When I was in Ottawa in July, it was wonderful to really be in that room, to physically step into a place where I imaginatively linger. I was at the gallery with my parents and my children on one of those lucky, tiring sandwich days. We found a children’s art space called Artissimo where the kids could build castles and cities with wooden blocks, sketch and glue and explore the whole collection in amazingly child-friendly ways. Blue dug in and made himself completely at home. Plum loved the blocks and Beangirl, inspired by the concept of storyboard art, drew ridiculously funny comics. The grandparents left us to our devices and set off to the see the Janet Cardiff installation. After a while, my mum took a spell of child-minding and I joined my dad with the Tallis and Beangirl tagged along, too. We could hear the music from the children’s space, but stepping into the chapel itself felt like stepping into the music. Utterly surrounding. I turned to look at my dad and my daughter and they were each as captured by the space and the music as I was. Beangirl turned away to walk slowly, by herself, around the room, listening to each of the speakers in turn. As the individual voices take up their parts, one by one, you find yourself startled by music close beside one, one intimate voice in your ear suddenly stepping into the continuing, intertwining song.
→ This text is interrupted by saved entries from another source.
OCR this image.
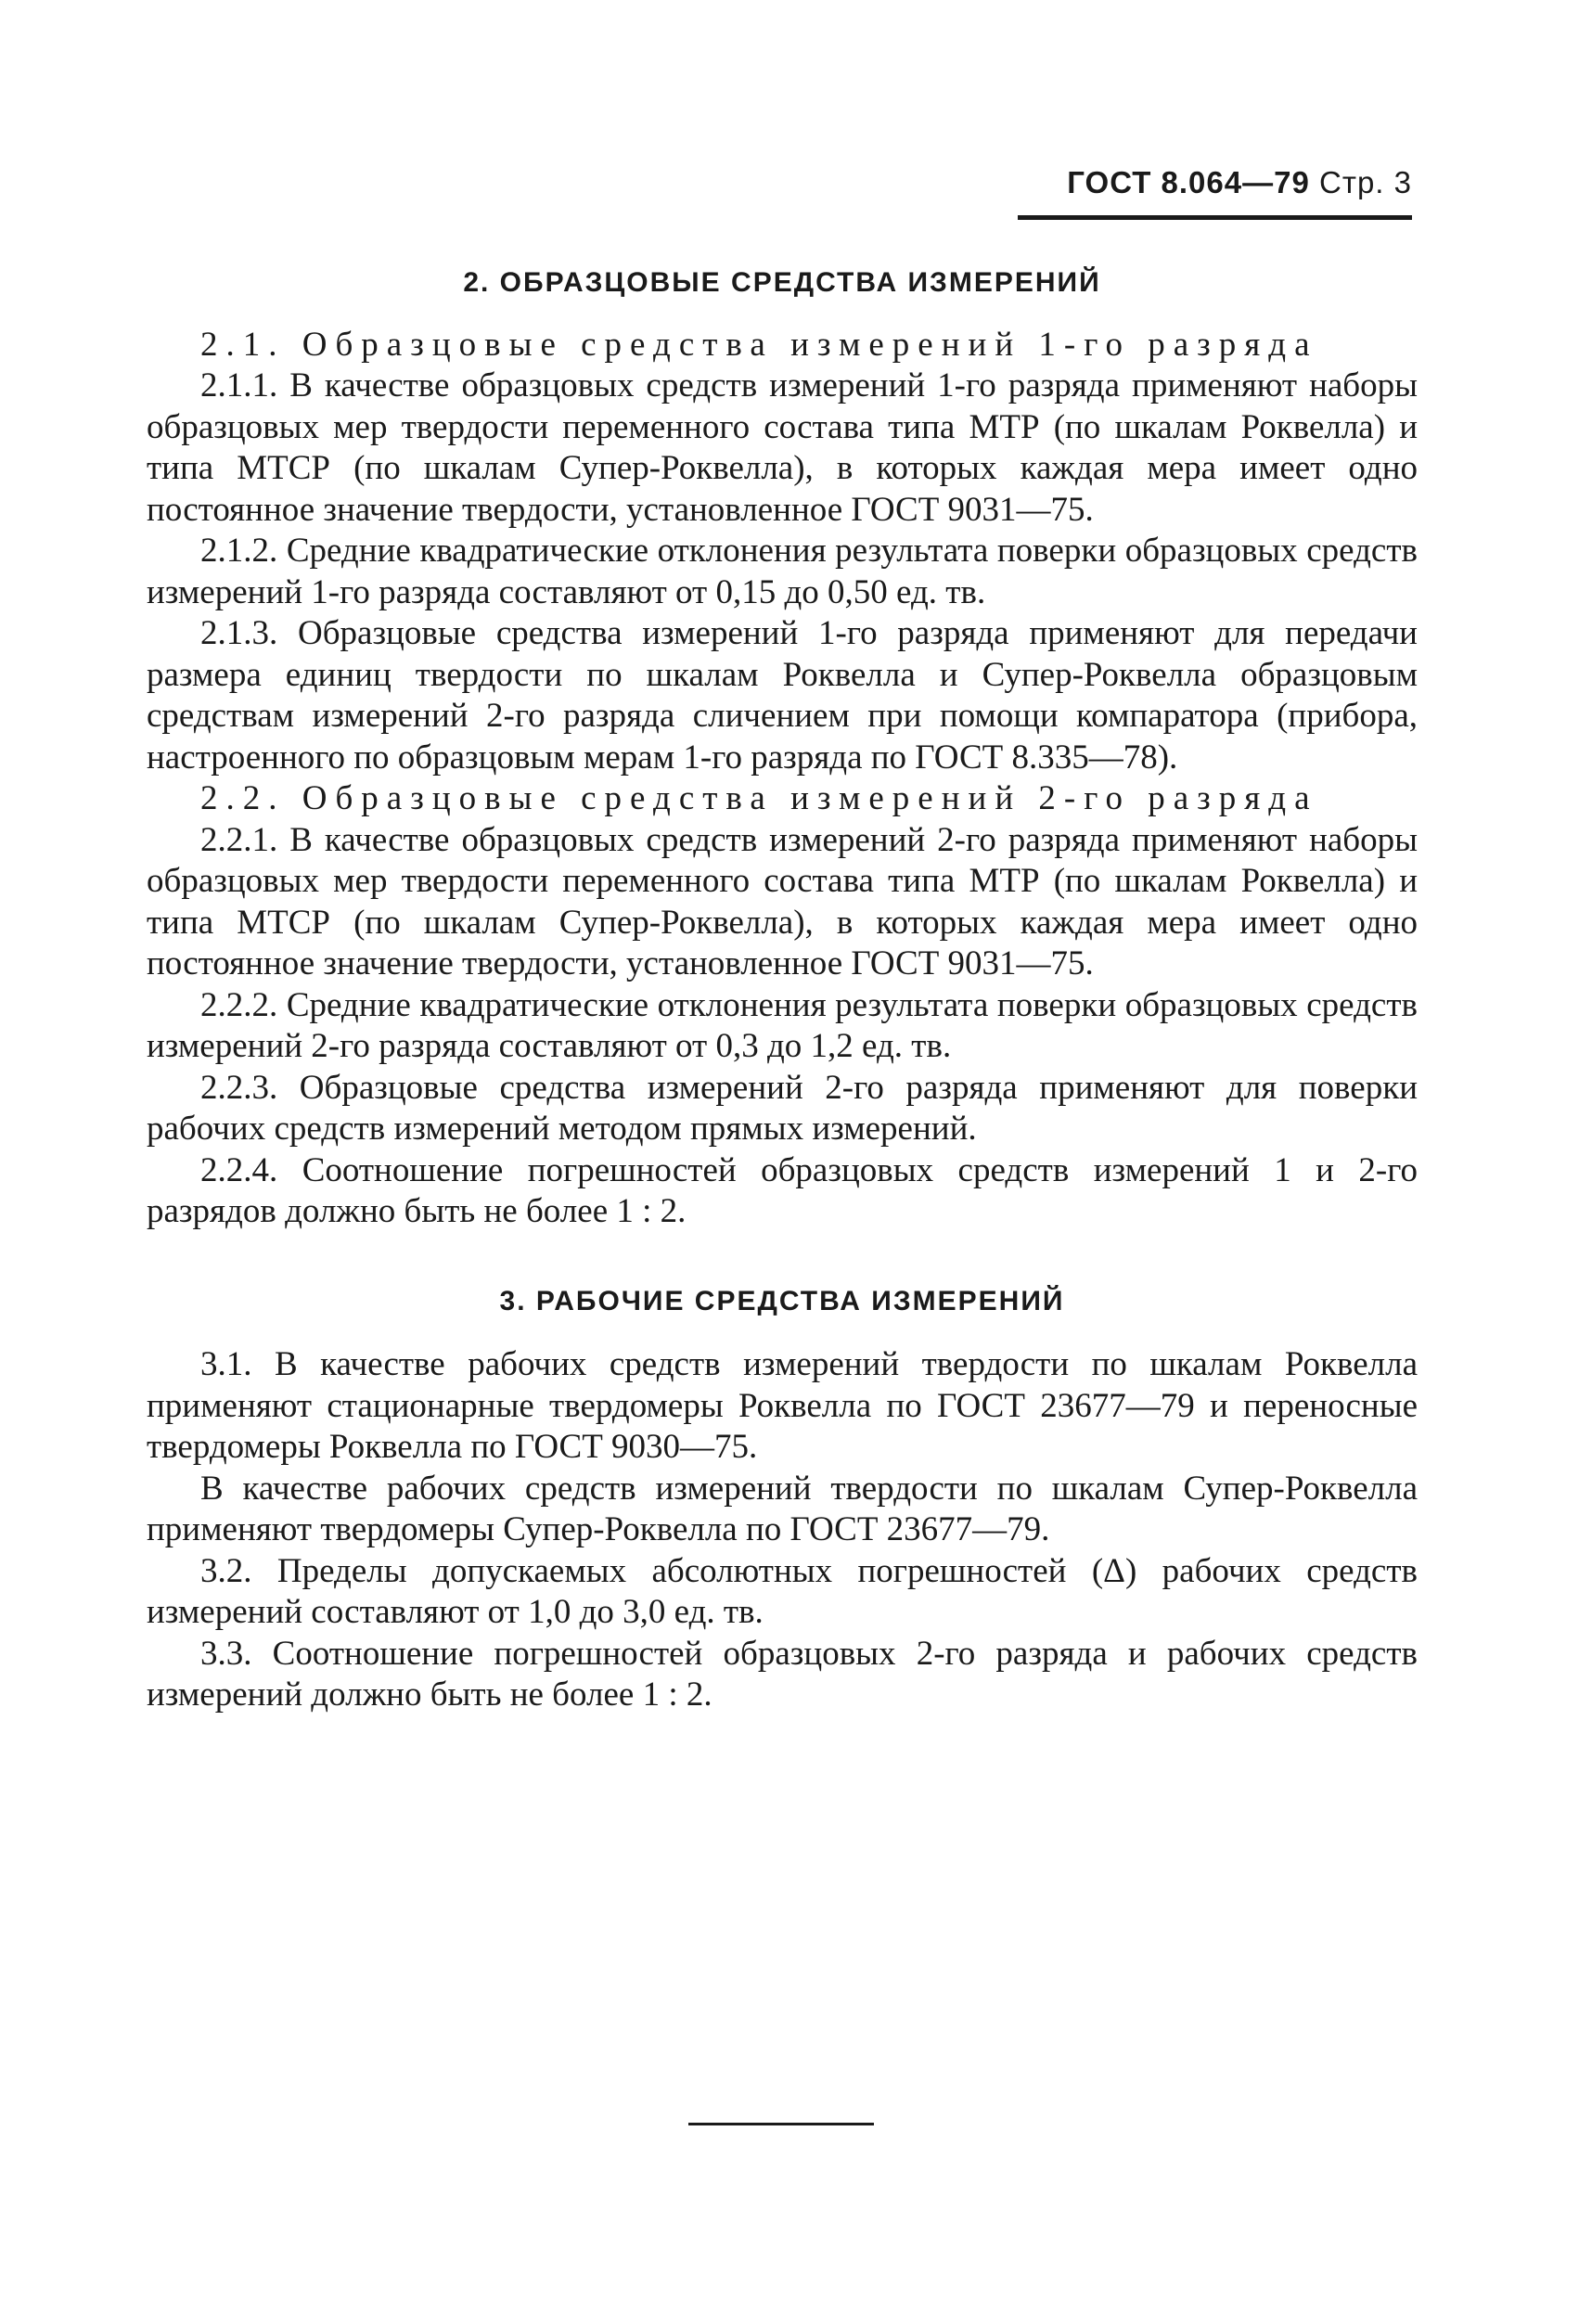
ГОСТ 8.064—79 Стр. 3
2. ОБРАЗЦОВЫЕ СРЕДСТВА ИЗМЕРЕНИЙ

2.1. Образцовые средства измерений 1-го разряда

2.1.1. В качестве образцовых средств измерений 1-го разряда применяют наборы образцовых мер твердости переменного состава типа МТР (по шкалам Роквелла) и типа МТСР (по шкалам Супер-Роквелла), в которых каждая мера имеет одно постоянное значение твердости, установленное ГОСТ 9031—75.

2.1.2. Средние квадратические отклонения результата поверки образцовых средств измерений 1-го разряда составляют от 0,15 до 0,50 ед. тв.

2.1.3. Образцовые средства измерений 1-го разряда применяют для передачи размера единиц твердости по шкалам Роквелла и Супер-Роквелла образцовым средствам измерений 2-го разряда сличением при помощи компаратора (прибора, настроенного по образцовым мерам 1-го разряда по ГОСТ 8.335—78).

2.2. Образцовые средства измерений 2-го разряда

2.2.1. В качестве образцовых средств измерений 2-го разряда применяют наборы образцовых мер твердости переменного состава типа МТР (по шкалам Роквелла) и типа МТСР (по шкалам Супер-Роквелла), в которых каждая мера имеет одно постоянное значение твердости, установленное ГОСТ 9031—75.

2.2.2. Средние квадратические отклонения результата поверки образцовых средств измерений 2-го разряда составляют от 0,3 до 1,2 ед. тв.

2.2.3. Образцовые средства измерений 2-го разряда применяют для поверки рабочих средств измерений методом прямых измерений.

2.2.4. Соотношение погрешностей образцовых средств измерений 1 и 2-го разрядов должно быть не более 1 : 2.

3. РАБОЧИЕ СРЕДСТВА ИЗМЕРЕНИЙ

3.1. В качестве рабочих средств измерений твердости по шкалам Роквелла применяют стационарные твердомеры Роквелла по ГОСТ 23677—79 и переносные твердомеры Роквелла по ГОСТ 9030—75.

В качестве рабочих средств измерений твердости по шкалам Супер-Роквелла применяют твердомеры Супер-Роквелла по ГОСТ 23677—79.

3.2. Пределы допускаемых абсолютных погрешностей (Δ) рабочих средств измерений составляют от 1,0 до 3,0 ед. тв.

3.3. Соотношение погрешностей образцовых 2-го разряда и рабочих средств измерений должно быть не более 1 : 2.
My dad spoke softly. “I could spend a lifetime here.”

Yes. I could. And I do.

As with the other sanctuaries, I think that part of me is always there. I am present with that space, in that space. Memory works like that. That space is, for me, one place of awareness, of nourishment. Encounter, too, maybe. And just as we can remain present with these sanctuary space, so these places stay present with us, if we let them.

I wonder in this time of newness and this not-quite-landed feeling what spaces and sanctuaries I will find in this city.